What is energy storage

Electricity can be easily generated, transported and transformed. However, up until now it has not been possible to store it in a practical, easy and cost-effective way. This means that electricity needs to be generated continuously according to demand and, consequently, renewable energies require supporting storage systems for their integration, to avoid drops in clean energy during supply troughs and to provide greater efficiency and security to the electrical grid.

In a world that is in the midst of a transition from fossil fuels to renewable sources, such as wind and solar energy, improved electrical energy storage is vital to support these technologies, ensuring that electrical grids can be balanced and can contribute to the maximisation of every green megawatt generated.

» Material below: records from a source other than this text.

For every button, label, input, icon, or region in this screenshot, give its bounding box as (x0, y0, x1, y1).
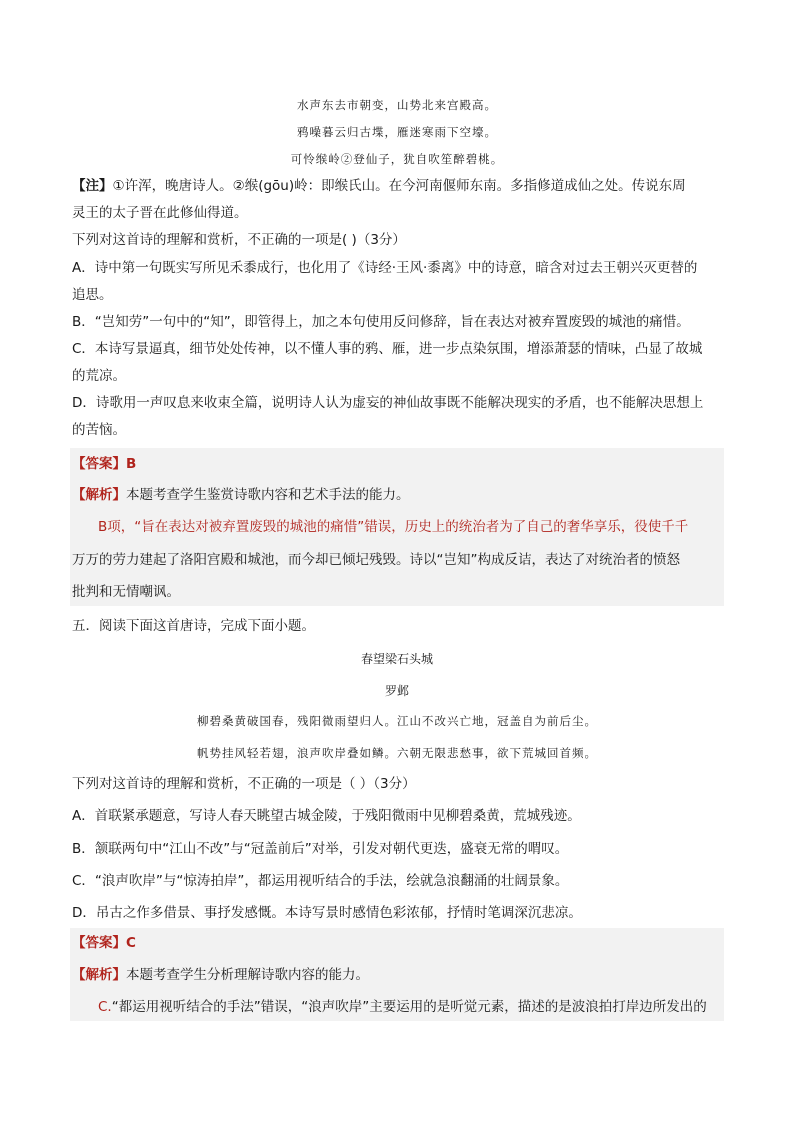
analysis-detail-red: C. (98, 999, 112, 1015)
note-line-2: 灵王的太子晋在此修仙得道。 (72, 205, 248, 221)
q1-option-d-line-2: 的苦恼。 (72, 422, 126, 438)
answer-value: B (126, 456, 137, 472)
analysis-1-detail-2: 万万的劳力建起了洛阳宫殿和城池，而今却已倾圮残毁。诗以“岂知”构成反诘，表达了对统治者的愤怒 (72, 552, 680, 568)
note-tag: 【注】 (72, 178, 113, 194)
q2-option-d: D．吊古之作多借景、事抒发感慨。本诗写景时感情色彩浓郁，抒情时笔调深沉悲凉。 (72, 905, 582, 921)
poem1-line-3: 可怜缑岭②登仙子，犹自吹笙醉碧桃。 (290, 152, 504, 166)
q2-option-c: C．“浪声吹岸”与“惊涛拍岸”，都运用视听结合的手法，绘就急浪翻涌的壮阔景象。 (72, 873, 569, 889)
q1-option-b: B．“岂知劳”一句中的“知”，即管得上，加之本句使用反问修辞，旨在表达对被弃置废毁的城池的痛惜。 (72, 314, 690, 330)
q1-stem: 下列对这首诗的理解和赏析，不正确的一项是( )（3分） (72, 232, 406, 248)
q1-option-c-line-2: 的荒凉。 (72, 368, 126, 384)
analysis-2 (72, 967, 728, 983)
answer-1 (72, 456, 728, 472)
answer-value: C (126, 935, 136, 951)
analysis-2-detail (98, 999, 726, 1015)
note-line-1 (72, 178, 728, 194)
analysis-1 (72, 487, 728, 503)
analysis-text: 本题考查学生分析理解诗歌内容的能力。 (126, 967, 369, 983)
analysis-detail-text: “都运用视听结合的手法”错误，“浪声吹岸”主要运用的是听觉元素，描述的是波浪拍打岸边所发出的 (111, 999, 707, 1015)
poem2-title: 春望梁石头城 (360, 652, 433, 666)
poem2-author: 罗邺 (384, 684, 409, 698)
q1-option-a-line-1: A．诗中第一句既实写所见禾黍成行，也化用了《诗经·王风·黍离》中的诗意，暗含对过去王朝兴灭更替的 (72, 260, 698, 276)
answer-label: 【答案】 (72, 935, 126, 951)
analysis-1-detail-3: 批判和无情嘲讽。 (72, 584, 180, 600)
answer-label: 【答案】 (72, 456, 126, 472)
answer-2 (72, 935, 728, 951)
analysis-detail-red: B项，“旨在表达对被弃置废毁的城池的痛惜”错误，历史上的统治者为了自己的奢华享乐，役使千千 (98, 519, 689, 535)
analysis-text: 本题考查学生鉴赏诗歌内容和艺术手法的能力。 (126, 487, 410, 503)
analysis-1-detail-1 (98, 519, 754, 535)
q2-stem: 下列对这首诗的理解和赏析，不正确的一项是（ ）（3分） (72, 776, 416, 792)
analysis-label: 【解析】 (72, 967, 126, 983)
poem1-line-2: 鸦噪暮云归古堞，雁迷寒雨下空壕。 (297, 125, 497, 139)
analysis-label: 【解析】 (72, 487, 126, 503)
q1-option-c-line-1: C．本诗写景逼真，细节处处传神，以不懂人事的鸦、雁，进一步点染氛围，增添萧瑟的情味，凸显了故城 (72, 341, 703, 357)
poem1-line-1: 水声东去市朝变，山势北来宫殿高。 (297, 98, 497, 112)
q1-option-d-line-1: D．诗歌用一声叹息来收束全篇，说明诗人认为虚妄的神仙故事既不能解决现实的矛盾，也不能解决思想上 (72, 395, 704, 411)
q1-option-a-line-2: 追思。 (72, 287, 113, 303)
poem2-line-2: 帆势挂风轻若翅，浪声吹岸叠如鳞。六朝无限悲愁事，欲下荒城回首频。 (197, 746, 597, 760)
poem2-line-1: 柳碧桑黄破国春，残阳微雨望归人。江山不改兴亡地，冠盖自为前后尘。 (197, 714, 597, 728)
q2-option-b: B．颔联两句中“江山不改”与“冠盖前后”对举，引发对朝代更迭，盛衰无常的喟叹。 (72, 841, 569, 857)
note-text-1: ①许浑，晚唐诗人。②缑(gōu)岭：即缑氏山。在今河南偃师东南。多指修道成仙之处。传说东周 (112, 178, 686, 194)
q2-option-a: A．首联紧承题意，写诗人春天眺望古城金陵，于残阳微雨中见柳碧桑黄，荒城残迹。 (72, 808, 581, 824)
section-5-heading: 五．阅读下面这首唐诗，完成下面小题。 (72, 618, 315, 634)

Main energy storage systems

Electricity cannot be stored as such and therefore it needs to be transformed into other types of energy, such as mechanical or chemical. Storage systems can add value at every stage of the supply chain. Depending on their capacity, energy storage systems are divided into: large-scale storage, which is used in places where GW scale is required; storage in the grid and in power generation assets, where the MW scale is used and, finally, storage at the end-user level, which applies to the residential level and works with kW.

SEE INFOGRAPHIC: Energy storage technologies [PDF]

Currently, the following list shows the ways to accumulate energy and the main technologies that allow efficient energy transformation and storage:

  Hydroelectric pumping

The most efficient large-scale storage system in operation. This is a cost-effective and proven technology that provides stability to the electrical system and can generate significant levels of clean energy with rapid response times.

  Compressed air

These facilities have a reversible motor that, during periods of excess energy, ambient air is stored at high pressures in underground cubicles. It is a mechanical storage system comparable in capacity to hydroelectric pumping.

  Thermal storage

It consists in accumulating energy in materials that allow it to be retained and released in a controlled manner, through methods ranging from cooling through ice accumulation to exposure to extremely high temperatures.

  Supercapacitor

This is a device capable of storing large amounts of electrical energy in the form of electrostatic charges, meaning there are no chemical reactions. Supercapacitors can be charged or discharged in a matter of seconds, thus being ideal for responding to energy peaks or brief supply interruptions.

  Flywheels

This is a mechanical storage system consisting of a metal disc that starts to spin when a torque is applied to it, then, with the action of braking the wheel applying a firm braking torque, electrical energy is conserved in kinetic form.

  Batteries

This is a device that stores energy in chemical compounds capable of generating electrical charge. There are many types, such as lead-acid batteries, lithium ion or nickel cadmium batteries. The main advantages of batteries are their rapid response (milliseconds), their ease of installation and scalability and, finally, the multiple benefits they can bring to renewable assets to which they connect.

  Hydrogen fuel cells

This is a type of continuous chemical storage. It differs from batteries in that it is supplied continuously with hydrogen from the outside allowing its constant use. There are other types of fuel cells, but hydrogen is the most commonly-used fuel.

The future of energy storage: Lithium batteriese

In recent years, the renewable energy sector has seen in lithium-ion batteries the solution to its main problem: the storage of generated energy. Being one of the smallest elements in the periodic table, lithium has a high electrochemical potential and can accumulate large amounts of energy. With the desirable low weight and high efficiency, only one obstacle has so far prevented lithium batteries from becoming the standard storage technology for renewable energy: their high cost.

This situation, however, seems to be changing. According to a recent study by Bloomberg NEF (BNEF), the cost of lithium-ion batteries will be significantly reduced in the coming years — beyond even the 85% reduction that occurred from 2010 to 2018. Specifically, BNEF predicts a 50% reduction in the costs of lithium-ion batteries per kW/h by 2030, as demand takes off in two different markets: stationary storage and electric vehicles.

This will lead to worldwide energy storage facilities multiplying exponentially, from modest 9GW/17GWh implemented from 2018 to 1,095 GW/2,850 GWh by 2040. This dramatic increase will require an estimated investment of US$662 billion.

According to BNEF forecasts, the total demand for batteries in the sectors of stationary storage and electric vehicles will be 4,584 GWh by 2040, which, in addition to supporting the energy transition, will be a great opportunity for battery manufacturers and extraction companies of the components required, such as lithium, cobalt and nickel.